Israel’s New Parliament Sworn In
JERUSALEM (AP) _ The daughter of slain Prime Minister Yitzhak Rabin and a former adviser to Palestinian leader Yasser Arafat were both sworn in as first-time Israeli lawmakers in a new parliament fraught with divisions and bursting with personality.
Forty-one new legislators took their place in the 120-seat Knesset, which opened Monday for the first time since elections May 17.
This Knesset will be home to more women and Arab legislators than any previous Israeli parliament and, for the first time, an Arab woman legislator was sworn-in.
Parties supporting Prime Minister-elect Ehud Barak’s peace policies with the Palestinians and Syria won a majority in the house. But 15 different factions are split along ethnic and religious lines.
Ahmed Tibi, an Israeli-Arab who resigned as Arafat’s adviser to run for parliament, was needled by a Jewish lawmaker from the extreme right when he was sworn in Monday.

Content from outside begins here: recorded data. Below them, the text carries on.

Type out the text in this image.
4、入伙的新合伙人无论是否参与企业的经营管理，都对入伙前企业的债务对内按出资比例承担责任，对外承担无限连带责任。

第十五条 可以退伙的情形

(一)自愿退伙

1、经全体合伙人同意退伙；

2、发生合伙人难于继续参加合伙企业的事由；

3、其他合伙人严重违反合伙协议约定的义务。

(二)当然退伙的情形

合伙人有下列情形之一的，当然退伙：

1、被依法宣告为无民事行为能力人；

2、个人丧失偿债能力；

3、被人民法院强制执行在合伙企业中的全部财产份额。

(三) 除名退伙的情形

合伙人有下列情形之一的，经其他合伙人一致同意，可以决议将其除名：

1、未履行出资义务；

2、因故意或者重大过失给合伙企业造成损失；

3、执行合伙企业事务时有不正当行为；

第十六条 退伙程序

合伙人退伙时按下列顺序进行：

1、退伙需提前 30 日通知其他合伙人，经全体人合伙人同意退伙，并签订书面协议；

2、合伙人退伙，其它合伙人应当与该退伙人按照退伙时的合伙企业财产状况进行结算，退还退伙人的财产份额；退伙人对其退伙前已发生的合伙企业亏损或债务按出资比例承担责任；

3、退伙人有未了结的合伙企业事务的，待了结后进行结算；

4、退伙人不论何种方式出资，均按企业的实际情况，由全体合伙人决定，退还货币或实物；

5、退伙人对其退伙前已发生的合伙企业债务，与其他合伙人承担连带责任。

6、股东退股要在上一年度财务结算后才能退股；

As Tibi pledged to uphold loyalty to the state of Israel, Rehavaam Zeevi interrupted, shouting ″ Do you intend to stand by this oath?″
Such rowdy exchanges are typical of Israel’s parliament.

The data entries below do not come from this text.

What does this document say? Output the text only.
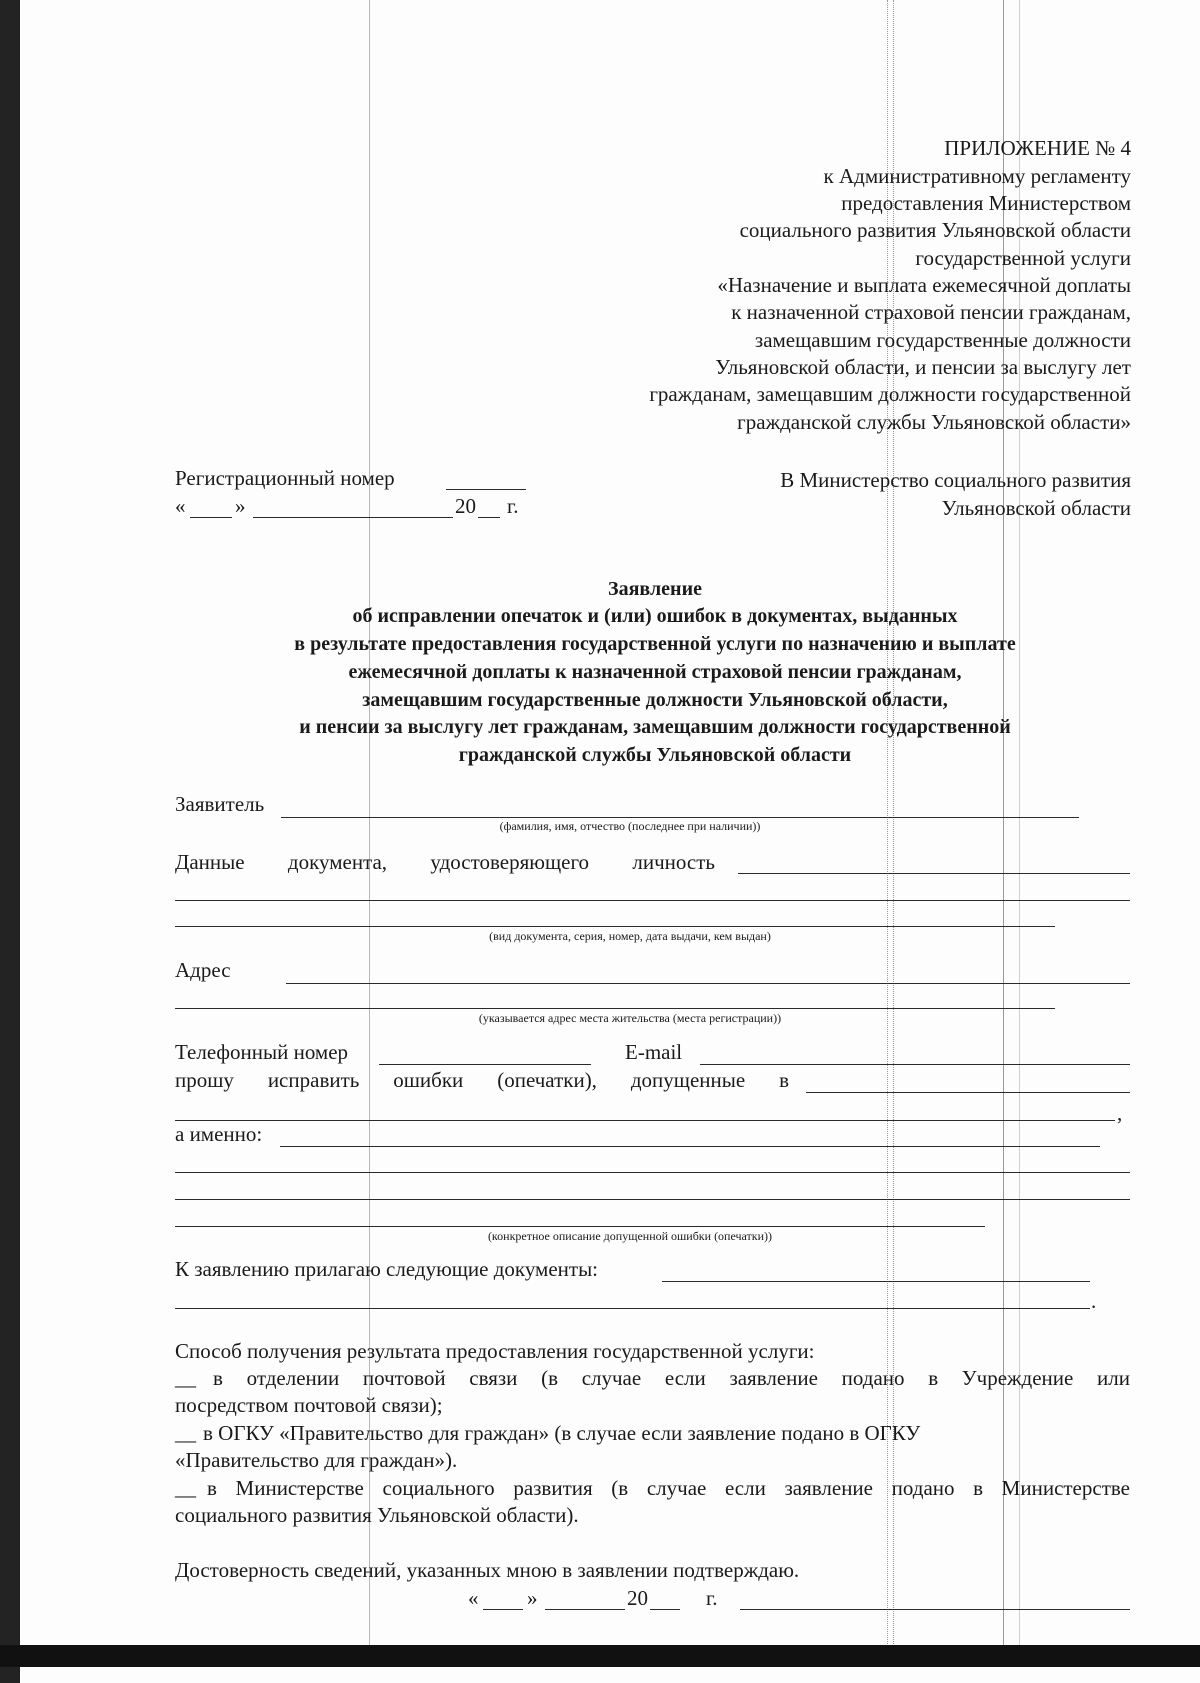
ПРИЛОЖЕНИЕ № 4
к Административному регламенту
предоставления Министерством
социального развития Ульяновской области
государственной услуги
«Назначение и выплата ежемесячной доплаты
к назначенной страховой пенсии гражданам,
замещавшим государственные должности
Ульяновской области, и пенсии за выслугу лет
гражданам, замещавшим должности государственной
гражданской службы Ульяновской области»
Регистрационный номер
« »	20 г.
В Министерство социального развития
Ульяновской области
Заявление
об исправлении опечаток и (или) ошибок в документах, выданных
в результате предоставления государственной услуги по назначению и выплате
ежемесячной доплаты к назначенной страховой пенсии гражданам,
замещавшим государственные должности Ульяновской области,
и пенсии за выслугу лет гражданам, замещавшим должности государственной
гражданской службы Ульяновской области
Заявитель
(фамилия, имя, отчество (последнее при наличии))
Данные документа, удостоверяющего личность
(вид документа, серия, номер, дата выдачи, кем выдан)
Адрес
(указывается адрес места жительства (места регистрации))
Телефонный номер	E-mail
прошу исправить ошибки (опечатки), допущенные в
,
а именно:
(конкретное описание допущенной ошибки (опечатки))
К заявлению прилагаю следующие документы:
.
Способ получения результата предоставления государственной услуги:
__ в отделении почтовой связи (в случае если заявление подано в Учреждение или
посредством почтовой связи);
__ в ОГКУ «Правительство для граждан» (в случае если заявление подано в ОГКУ
«Правительство для граждан»).
__ в Министерстве социального развития (в случае если заявление подано в Министерстве
социального развития Ульяновской области).
Достоверность сведений, указанных мною в заявлении подтверждаю.
« »	20	г.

Yosef Lapid, a sharp-tongued former talk-show host and journalist who ran on an anti-religious slate, found himself seated during the swearing-in ceremony next to ultra-Orthodox lawmakers. Later, he agreed to shake hands with Shlomo Ben Izri, a legislator from the powerful Shas party, which Lapid has said should be excluded from Barak’s government.
Another handshake effort came between Azmi Bishara, an Israeli-Arab who supports Palestinian statehood and Michael Kleiner, a Jewish lawmaker who has vowed to oppose such an entity. At the request of an Israeli TV reporter, Bishara agreed to the handshake but then said ``I’m not one for performances.″
Ayub Kara, a member of the Druse Arab sect was told his oath was invalid because, against house rules, he added comments to his pledge. After he repeated the official pledge ``I commit myself,″ he added ``to work for the release of Azzam Azzam,″ a fellow Druze who was convicted and jailed of spying in Egypt.
Kara was told he will have to take the oath again at a later date.
Former Israeli Prime Minister Shimon Peres was honored with the task of presiding over the opening of the 15th Knesset. Peres, who has been in politics since Israel was established 51 years ago, said he never tires of parliament.
In his opening speech, the 75-year-old peace visionary who began historic talks with the PLO in 1993, evoked the name of his predecessor and partner Yitzhak Rabin who was murdered by another Jew in 1995 who opposed his peace policies.
Rabin’s daughter, Dalia Rabin-Philosof said it was the assassination that led her into politics. ``I have no doubt that if (Rabin) had been there today, I wouldn’t have been,″ she said, accompanied by her husband, two children and mother Leah.
Mrs. Rabin sat in the visitor’s gallery next to Nava Barak, the wife of Israel’s next prime minister.